Aer Lingus could face renewed disruption because of "catch-up" pay claims by 2,800 clerical staff and general operatives. The differential between these groups and cabin crew has widened by about £1,250 a year in some cases, and SIPTU has sought an urgent meeting with the Aer Lingus chief executive, Mr Michael Foley.
A spokesman for Aer Lingus said Mr Foley would meet SIPTU representatives next week. A SIPTU branch secretary, Mr Tony Walsh, said that when the clerical and general operative grades settled their pay claims with Aer Lingus an "insurance clause" allowed SIPTU to reopen the disputes if other grades were granted significantly more.
Meanwhile, 150 British Midland ground staff are to be balloted by the Amalgamated Transport and General Workers' Union to extend picketing to Aer Rianta premises at Dublin Airport. The union is using Section 11.2 of the 1990 Industrial Relations Act to do so.
The ATGWU has written to Aer Rianta notifying it of its intention.

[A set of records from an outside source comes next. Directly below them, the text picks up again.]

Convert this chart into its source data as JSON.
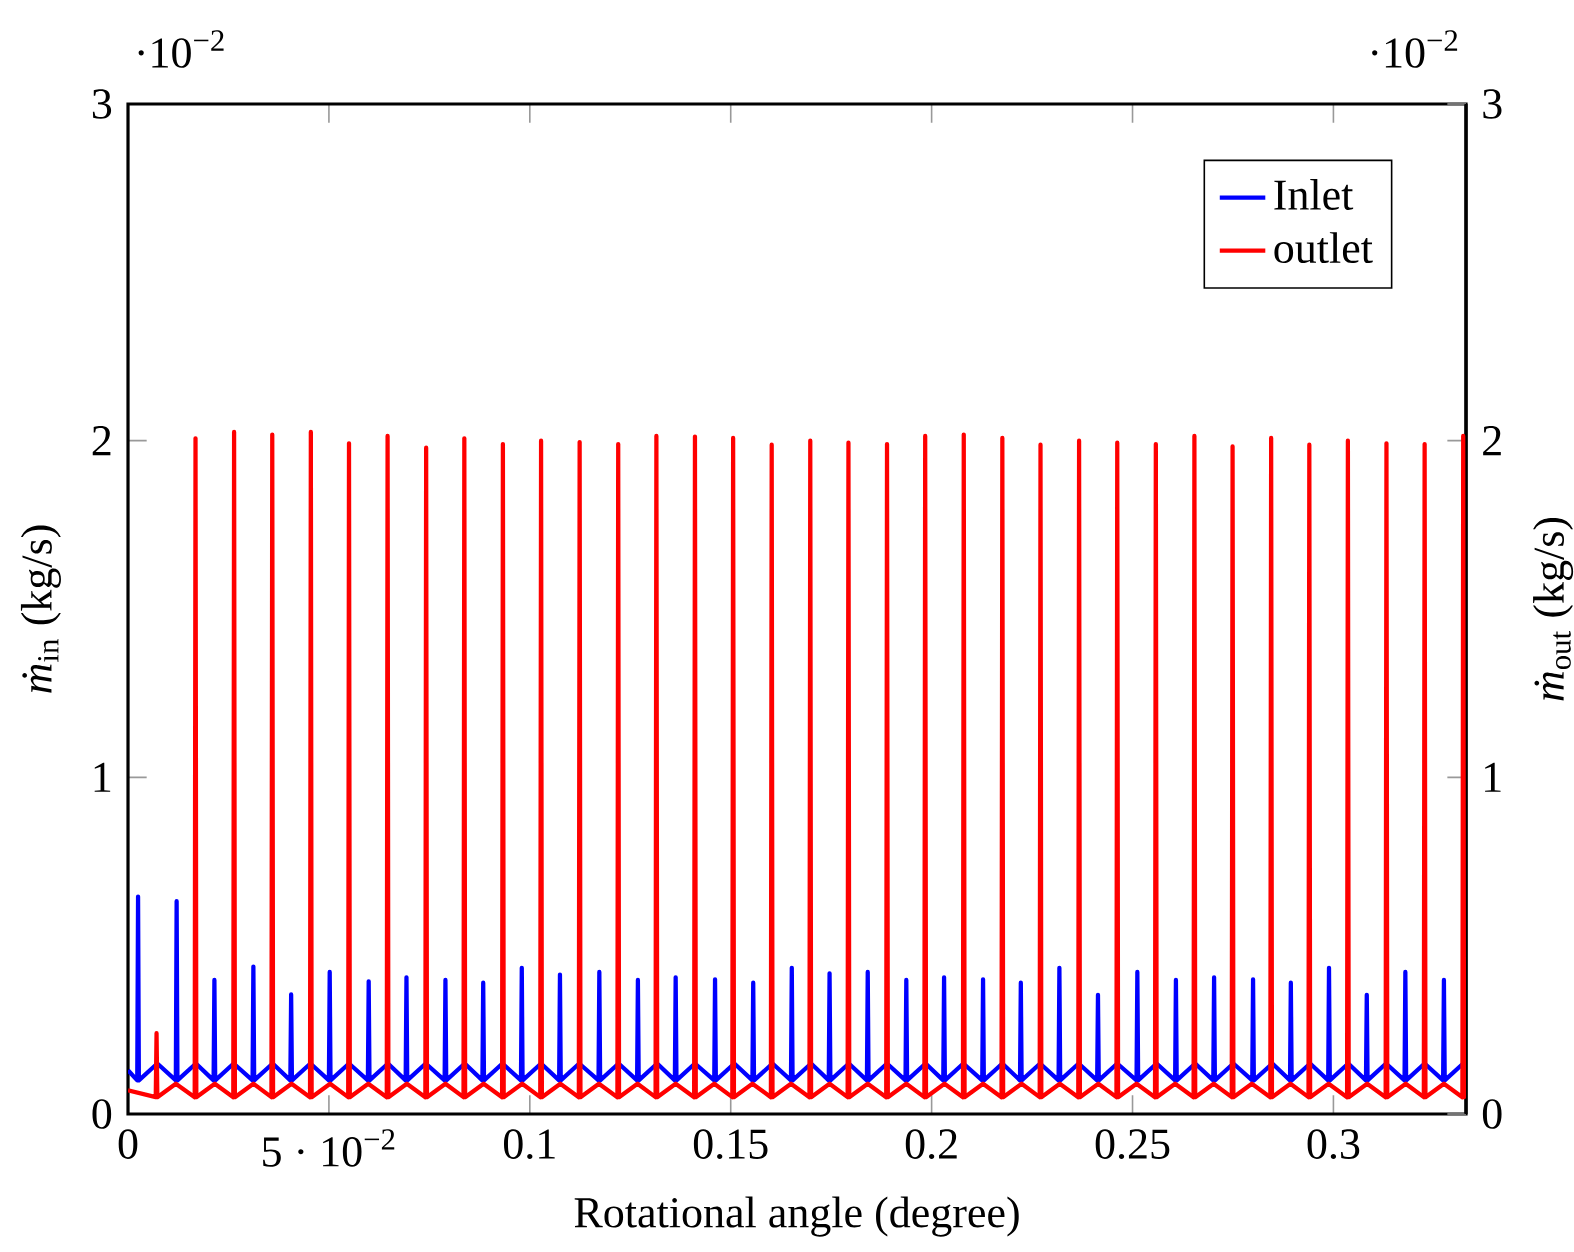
{
  "chart_data": {
    "type": "line",
    "xlabel": "Rotational angle (degree)",
    "ylabel": "*ṁ*$_{in}$ (kg/s)",
    "y2label": "*ṁ*$_{out}$ (kg/s)",
    "annotations": [
      "·10$^{−2}$",
      "·10$^{−2}$"
    ],
    "xlim": [
      0,
      0.333
    ],
    "ylim": [
      0,
      3
    ],
    "y2lim": [
      0,
      3
    ],
    "xticks": [
      0,
      {
        "value": 0.05,
        "label": "5 · 10$^{−2}$"
      },
      0.1,
      0.15,
      0.2,
      0.25,
      0.3
    ],
    "yticks": [
      0,
      1,
      2,
      3
    ],
    "y2ticks": [
      0,
      1,
      2,
      3
    ],
    "legend": "top right",
    "series": [
      {
        "name": "Inlet",
        "color": "#0000ff",
        "x": [
          0,
          0.0023,
          0.0025,
          0.0027,
          0.0073,
          0.0119,
          0.0121,
          0.0123,
          0.0169,
          0.0213,
          0.0215,
          0.0217,
          0.0263,
          0.031,
          0.0312,
          0.0314,
          0.036,
          0.0404,
          0.0406,
          0.0408,
          0.0454,
          0.05,
          0.0502,
          0.0504,
          0.055,
          0.0597,
          0.0599,
          0.0601,
          0.0647,
          0.0691,
          0.0693,
          0.0695,
          0.0741,
          0.0788,
          0.079,
          0.0792,
          0.0838,
          0.0882,
          0.0884,
          0.0886,
          0.0932,
          0.0978,
          0.098,
          0.0982,
          0.1028,
          0.1073,
          0.1075,
          0.1077,
          0.1123,
          0.1171,
          0.1173,
          0.1175,
          0.1221,
          0.1267,
          0.1269,
          0.1271,
          0.1317,
          0.1361,
          0.1363,
          0.1365,
          0.1411,
          0.1459,
          0.1461,
          0.1463,
          0.1509,
          0.1554,
          0.1556,
          0.1558,
          0.1604,
          0.165,
          0.1652,
          0.1654,
          0.17,
          0.1744,
          0.1746,
          0.1748,
          0.1794,
          0.1839,
          0.1841,
          0.1843,
          0.1889,
          0.1935,
          0.1937,
          0.1939,
          0.1985,
          0.2029,
          0.2031,
          0.2033,
          0.2079,
          0.2126,
          0.2128,
          0.213,
          0.2176,
          0.222,
          0.2222,
          0.2224,
          0.227,
          0.2316,
          0.2318,
          0.232,
          0.2366,
          0.2412,
          0.2414,
          0.2416,
          0.2462,
          0.251,
          0.2512,
          0.2514,
          0.256,
          0.2606,
          0.2608,
          0.261,
          0.2656,
          0.2701,
          0.2703,
          0.2705,
          0.2751,
          0.2798,
          0.28,
          0.2802,
          0.2848,
          0.2892,
          0.2894,
          0.2896,
          0.2942,
          0.2987,
          0.2989,
          0.2991,
          0.3037,
          0.3081,
          0.3083,
          0.3085,
          0.3131,
          0.3177,
          0.3179,
          0.3181,
          0.3227,
          0.3273,
          0.3275,
          0.3277,
          0.3323,
          0.333
        ],
        "values": [
          0.13,
          0.1,
          0.646,
          0.1,
          0.15,
          0.1,
          0.632,
          0.1,
          0.15,
          0.1,
          0.398,
          0.1,
          0.15,
          0.1,
          0.438,
          0.1,
          0.15,
          0.1,
          0.355,
          0.1,
          0.15,
          0.1,
          0.422,
          0.1,
          0.15,
          0.1,
          0.394,
          0.1,
          0.15,
          0.1,
          0.406,
          0.1,
          0.15,
          0.1,
          0.398,
          0.1,
          0.15,
          0.1,
          0.39,
          0.1,
          0.15,
          0.1,
          0.434,
          0.1,
          0.15,
          0.1,
          0.414,
          0.1,
          0.15,
          0.1,
          0.422,
          0.1,
          0.15,
          0.1,
          0.398,
          0.1,
          0.15,
          0.1,
          0.406,
          0.1,
          0.15,
          0.1,
          0.4,
          0.1,
          0.15,
          0.1,
          0.39,
          0.1,
          0.15,
          0.1,
          0.434,
          0.1,
          0.15,
          0.1,
          0.418,
          0.1,
          0.15,
          0.1,
          0.422,
          0.1,
          0.15,
          0.1,
          0.398,
          0.1,
          0.15,
          0.1,
          0.406,
          0.1,
          0.15,
          0.1,
          0.4,
          0.1,
          0.15,
          0.1,
          0.39,
          0.1,
          0.15,
          0.1,
          0.434,
          0.1,
          0.15,
          0.1,
          0.354,
          0.1,
          0.15,
          0.1,
          0.422,
          0.1,
          0.15,
          0.1,
          0.398,
          0.1,
          0.15,
          0.1,
          0.406,
          0.1,
          0.15,
          0.1,
          0.4,
          0.1,
          0.15,
          0.1,
          0.39,
          0.1,
          0.15,
          0.1,
          0.434,
          0.1,
          0.15,
          0.1,
          0.354,
          0.1,
          0.15,
          0.1,
          0.422,
          0.1,
          0.15,
          0.1,
          0.398,
          0.1,
          0.15,
          0.12
        ]
      },
      {
        "name": "outlet",
        "color": "#ff0000",
        "axis": "y2",
        "x": [
          0,
          0.0069,
          0.0071,
          0.0073,
          0.0119,
          0.0166,
          0.0168,
          0.017,
          0.0216,
          0.0262,
          0.0264,
          0.0266,
          0.0312,
          0.0357,
          0.0359,
          0.0361,
          0.0407,
          0.0453,
          0.0455,
          0.0457,
          0.0503,
          0.0548,
          0.055,
          0.0552,
          0.0598,
          0.0644,
          0.0646,
          0.0648,
          0.0694,
          0.074,
          0.0742,
          0.0744,
          0.079,
          0.0835,
          0.0837,
          0.0839,
          0.0885,
          0.0931,
          0.0933,
          0.0935,
          0.0981,
          0.1026,
          0.1028,
          0.103,
          0.1076,
          0.1122,
          0.1124,
          0.1126,
          0.1172,
          0.1218,
          0.122,
          0.1222,
          0.1268,
          0.1313,
          0.1315,
          0.1317,
          0.1363,
          0.1409,
          0.1411,
          0.1413,
          0.1459,
          0.1504,
          0.1506,
          0.1508,
          0.1554,
          0.16,
          0.1602,
          0.1604,
          0.165,
          0.1696,
          0.1698,
          0.17,
          0.1746,
          0.1791,
          0.1793,
          0.1795,
          0.1841,
          0.1887,
          0.1889,
          0.1891,
          0.1937,
          0.1982,
          0.1984,
          0.1986,
          0.2032,
          0.2078,
          0.208,
          0.2082,
          0.2128,
          0.2174,
          0.2176,
          0.2178,
          0.2224,
          0.2269,
          0.2271,
          0.2273,
          0.2319,
          0.2365,
          0.2367,
          0.2369,
          0.2415,
          0.246,
          0.2462,
          0.2464,
          0.251,
          0.2556,
          0.2558,
          0.256,
          0.2606,
          0.2652,
          0.2654,
          0.2656,
          0.2702,
          0.2747,
          0.2749,
          0.2751,
          0.2797,
          0.2843,
          0.2845,
          0.2847,
          0.2893,
          0.2938,
          0.294,
          0.2942,
          0.2988,
          0.3034,
          0.3036,
          0.3038,
          0.3084,
          0.313,
          0.3132,
          0.3134,
          0.318,
          0.3225,
          0.3227,
          0.3229,
          0.3275,
          0.3321,
          0.3323,
          0.3325,
          0.333
        ],
        "values": [
          0.07,
          0.05,
          0.24,
          0.05,
          0.09,
          0.05,
          2.007,
          0.05,
          0.09,
          0.05,
          2.026,
          0.05,
          0.09,
          0.05,
          2.018,
          0.05,
          0.09,
          0.05,
          2.026,
          0.05,
          0.09,
          0.05,
          1.992,
          0.05,
          0.09,
          0.05,
          2.014,
          0.05,
          0.09,
          0.05,
          1.979,
          0.05,
          0.09,
          0.05,
          2.007,
          0.05,
          0.09,
          0.05,
          1.99,
          0.05,
          0.09,
          0.05,
          2,
          0.05,
          0.09,
          0.05,
          1.996,
          0.05,
          0.09,
          0.05,
          1.99,
          0.05,
          0.09,
          0.05,
          2.014,
          0.05,
          0.09,
          0.05,
          2.012,
          0.05,
          0.09,
          0.05,
          2.008,
          0.05,
          0.09,
          0.05,
          1.988,
          0.05,
          0.09,
          0.05,
          2,
          0.05,
          0.09,
          0.05,
          1.994,
          0.05,
          0.09,
          0.05,
          1.99,
          0.05,
          0.09,
          0.05,
          2.014,
          0.05,
          0.09,
          0.05,
          2.018,
          0.05,
          0.09,
          0.05,
          2.008,
          0.05,
          0.09,
          0.05,
          1.988,
          0.05,
          0.09,
          0.05,
          2,
          0.05,
          0.09,
          0.05,
          1.994,
          0.05,
          0.09,
          0.05,
          1.99,
          0.05,
          0.09,
          0.05,
          2.014,
          0.05,
          0.09,
          0.05,
          1.983,
          0.05,
          0.09,
          0.05,
          2.008,
          0.05,
          0.09,
          0.05,
          1.988,
          0.05,
          0.09,
          0.05,
          2,
          0.05,
          0.09,
          0.05,
          1.992,
          0.05,
          0.09,
          0.05,
          1.99,
          0.05,
          0.09,
          0.05,
          2.014,
          0.05,
          0.06
        ]
      }
    ]
  }
}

Under the 1990 Act a union can picket a company it believes is assisting another company to frustrate a legal trade dispute. In this case the ATGWU says Aer Rianta has fast-tracked security clearance and driving permits for British Midland staff flown over from Britain to break the strike.

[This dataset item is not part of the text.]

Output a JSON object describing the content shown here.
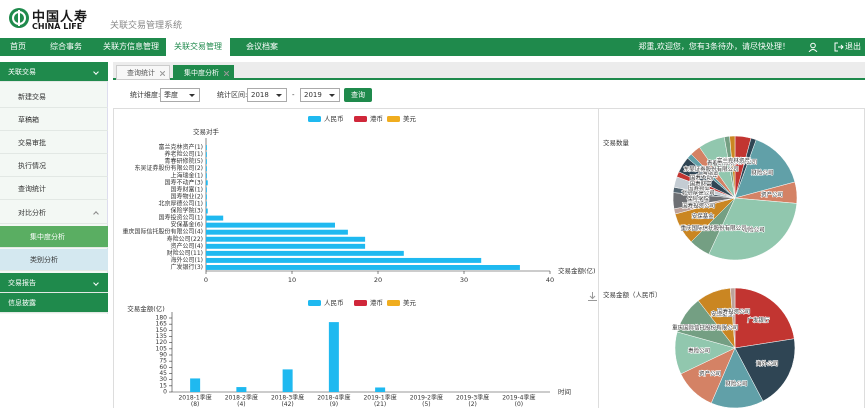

Yesterday British Midland strikers marched to the Aer Rianta head office and tried to block the service area, including refuelling facilities. None of the company's flights was cancelled. A spokesman for British Midland renewed the company's call for staff to take the compensation package already accepted by 1,500 British staff in return for transferring to Gatwick Haulage International.
The Aer Lingus dispute could prove even more disruptive. A one-day strike by clerical staff grounded the airline at the October bank holiday weekend.
Both groups were awarded increases worth more than 25 per cent in some cases. While these were roughly in line with the current award to 1,650 Aer Lingus cabin crew there are two significant differences.
Besides widening the differential at the top of the pay scales, the cabin crew were allowed to set aside some of the most contentious new work practices while a joint union-management working group examines alternative ways of achieving similar efficiencies.
Mr Walsh said that when cabin crew negotiations were taking place both the company and the Labour Court were left in no doubt that other groups would be back if the settlement for cabin crew was significantly better.
General operatives voted only narrowly to accept their pay deal and head office clerical staff rejected it, but were outvoted by other groups.
Mr Walsh has also written to the chairman of Aer Rianta, Mr Noel Hanlon, asking him to use his good offices to try to resolve the British Midland dispute. He condemned the action of the airline in using strike-breakers. IMPACT's assistant general secretary, Mr Michael Landers, also condemned the practice, saying it would exacerbate industrial relations problems at the airline.